Question

The inverse of $\begin{bmatrix}2 & -3 \\-4 & 2 \end{bmatrix}$ is
A. $\dfrac{-1}{8}\begin{bmatrix}2 & 3 \\ 4 & 2 \end{bmatrix}$
B. $\dfrac{-1}{8}\begin{bmatrix}3 & 2 \\ 2 & 4 \end{bmatrix}$
C. $\dfrac{1}{8}\begin{bmatrix}2 & 3 \\ 4 & 2 \end{bmatrix}$
D. $\dfrac{1}{8}\begin{bmatrix}3 & 2 \\ 2 & 4 \end{bmatrix}$

Answer 1

Hint: Inverse of the matrix can be determined by first calculating the value of the determinant of the given matrix. Afterward, determine the co-factor matrix in order to find the adjoint of the given matrix.

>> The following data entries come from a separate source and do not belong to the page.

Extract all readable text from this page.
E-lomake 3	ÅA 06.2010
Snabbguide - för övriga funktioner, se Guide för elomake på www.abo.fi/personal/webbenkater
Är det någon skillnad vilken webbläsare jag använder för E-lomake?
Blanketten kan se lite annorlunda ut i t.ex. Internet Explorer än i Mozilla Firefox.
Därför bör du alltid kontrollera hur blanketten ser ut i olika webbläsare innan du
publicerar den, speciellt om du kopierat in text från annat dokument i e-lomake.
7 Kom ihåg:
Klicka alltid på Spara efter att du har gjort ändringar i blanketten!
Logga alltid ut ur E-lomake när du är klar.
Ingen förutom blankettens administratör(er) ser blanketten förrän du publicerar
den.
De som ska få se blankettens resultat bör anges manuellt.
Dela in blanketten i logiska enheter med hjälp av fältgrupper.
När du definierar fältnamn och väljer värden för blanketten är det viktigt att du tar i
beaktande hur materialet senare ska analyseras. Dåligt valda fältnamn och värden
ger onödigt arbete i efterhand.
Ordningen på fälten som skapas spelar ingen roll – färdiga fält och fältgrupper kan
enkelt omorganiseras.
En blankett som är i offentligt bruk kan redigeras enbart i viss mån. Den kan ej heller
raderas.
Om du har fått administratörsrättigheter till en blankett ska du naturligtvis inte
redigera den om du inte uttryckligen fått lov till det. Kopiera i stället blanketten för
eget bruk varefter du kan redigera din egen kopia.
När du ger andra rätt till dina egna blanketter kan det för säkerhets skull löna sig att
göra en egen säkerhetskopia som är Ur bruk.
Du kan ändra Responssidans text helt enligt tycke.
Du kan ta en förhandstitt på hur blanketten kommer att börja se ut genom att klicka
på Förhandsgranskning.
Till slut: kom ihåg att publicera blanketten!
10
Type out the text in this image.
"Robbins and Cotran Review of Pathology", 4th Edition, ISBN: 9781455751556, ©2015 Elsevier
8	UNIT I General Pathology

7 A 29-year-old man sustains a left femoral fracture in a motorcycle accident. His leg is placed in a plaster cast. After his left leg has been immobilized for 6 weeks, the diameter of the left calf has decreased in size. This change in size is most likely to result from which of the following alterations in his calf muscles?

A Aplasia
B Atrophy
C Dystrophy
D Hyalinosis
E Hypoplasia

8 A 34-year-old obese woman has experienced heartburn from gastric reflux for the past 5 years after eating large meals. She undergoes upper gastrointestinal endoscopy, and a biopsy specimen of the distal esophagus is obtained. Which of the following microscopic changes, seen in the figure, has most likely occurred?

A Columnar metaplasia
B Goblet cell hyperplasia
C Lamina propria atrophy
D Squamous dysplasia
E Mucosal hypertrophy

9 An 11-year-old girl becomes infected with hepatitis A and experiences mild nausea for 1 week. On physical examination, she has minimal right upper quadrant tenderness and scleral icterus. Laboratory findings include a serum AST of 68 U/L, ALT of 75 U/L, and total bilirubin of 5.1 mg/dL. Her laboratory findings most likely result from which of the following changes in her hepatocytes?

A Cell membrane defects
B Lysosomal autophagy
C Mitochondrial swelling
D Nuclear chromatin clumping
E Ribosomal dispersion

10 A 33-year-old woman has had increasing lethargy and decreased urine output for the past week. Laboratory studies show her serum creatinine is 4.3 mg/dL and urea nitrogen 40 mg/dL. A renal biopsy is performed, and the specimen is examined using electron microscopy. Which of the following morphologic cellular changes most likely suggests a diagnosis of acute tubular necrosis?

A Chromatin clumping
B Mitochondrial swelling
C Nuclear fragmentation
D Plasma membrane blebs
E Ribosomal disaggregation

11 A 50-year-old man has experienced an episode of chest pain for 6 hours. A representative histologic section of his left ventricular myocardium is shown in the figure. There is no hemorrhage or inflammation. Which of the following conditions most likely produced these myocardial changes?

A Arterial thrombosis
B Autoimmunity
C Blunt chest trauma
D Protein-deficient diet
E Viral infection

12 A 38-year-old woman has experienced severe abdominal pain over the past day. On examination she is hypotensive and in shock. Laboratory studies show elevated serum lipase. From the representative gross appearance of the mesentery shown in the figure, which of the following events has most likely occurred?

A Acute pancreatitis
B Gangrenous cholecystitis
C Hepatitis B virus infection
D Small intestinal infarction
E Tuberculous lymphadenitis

Finally, substitute both these values in the required formula to determine the inverse of the matrix.

Formula used: $A^{-1}=\dfrac{adj\lgroup~A\rgroup}{\det\lgroup~A\rgroup}$
$C_{ij}=\lgroup-1\rgroup^{i+j}\det\lgroup~M_{ij}\rgroup$

Complete step by step solution: The given matrix, in accordance with the question, is,
$\begin{bmatrix}2 & -3 \\-4 & 2 \end{bmatrix}$
Consider the given matrix to be A.
Let us now determine the determinant of the given matrix A.,
$\begin{vmatrix} 2 & -3 \\ -4 & 2 \end{vmatrix}$
Now,
$|A|=2\times2-\lgroup-3\rgroup\times\lgroup-4\rgroup$
$\Rightarrow|A|=4-12=-8$
We must now find the adjoint of matrix A. To determine the adjoint of matrix A, first, find the cofactor matrix of a given matrix A and afterward take the transpose of the cofactor matrix.
The cofactor of the matrix can be obtained as:
$C_{ij}=\lgroup-1\rgroup^{i+j}\det\lgroup~M_{ij}\rgroup$
Here, $M_{ij}$ denotes the $\lgroup~i,j\rgroup^{th}$ minor matrix after eliminating the ith row and jth column.
Now, the Cofactor of matrix A can be written as:
$\begin{bmatrix}c_{11} & c_{12} \\c_{21} & c_{22} \end{bmatrix}=\begin{bmatrix}2 & -\lgroup-4\rgroup \\-\lgroup-3\rgroup & 2 \end{bmatrix}$
This implies,
$\begin{bmatrix}c_{11} & c_{12} \\c_{21} & c_{22} \end{bmatrix}=\begin{bmatrix}2 & 4 \\3 & 2 \end{bmatrix}$
Thus, the adjoint of the matrix A is,
$adj\lgroup~A\rgroup=\begin{bmatrix}2 & 3 \\4 & 2 \end{bmatrix}$
The inverse of a matrix can be determined by the following formula,
$A^{-1}=\dfrac{adj\lgroup~A\rgroup}{\det\lgroup~A\rgroup}$
The value of adjoint A and the determinant A are already determined. After substituting these values in the above formula we get,
$A^{-1}=\dfrac{-1}{8}\begin{bmatrix}2 & 3 \\4 & 2 \end{bmatrix}$

Thus, Option (A) is correct.

Note: It should be emphasized that in order to find the inverse matrix, the square matrix must be non-singular which is to have a determinant value that is not zero. The new matrix obtained by interchanging the rows and columns of the previous matrix is described as the matrix transpose.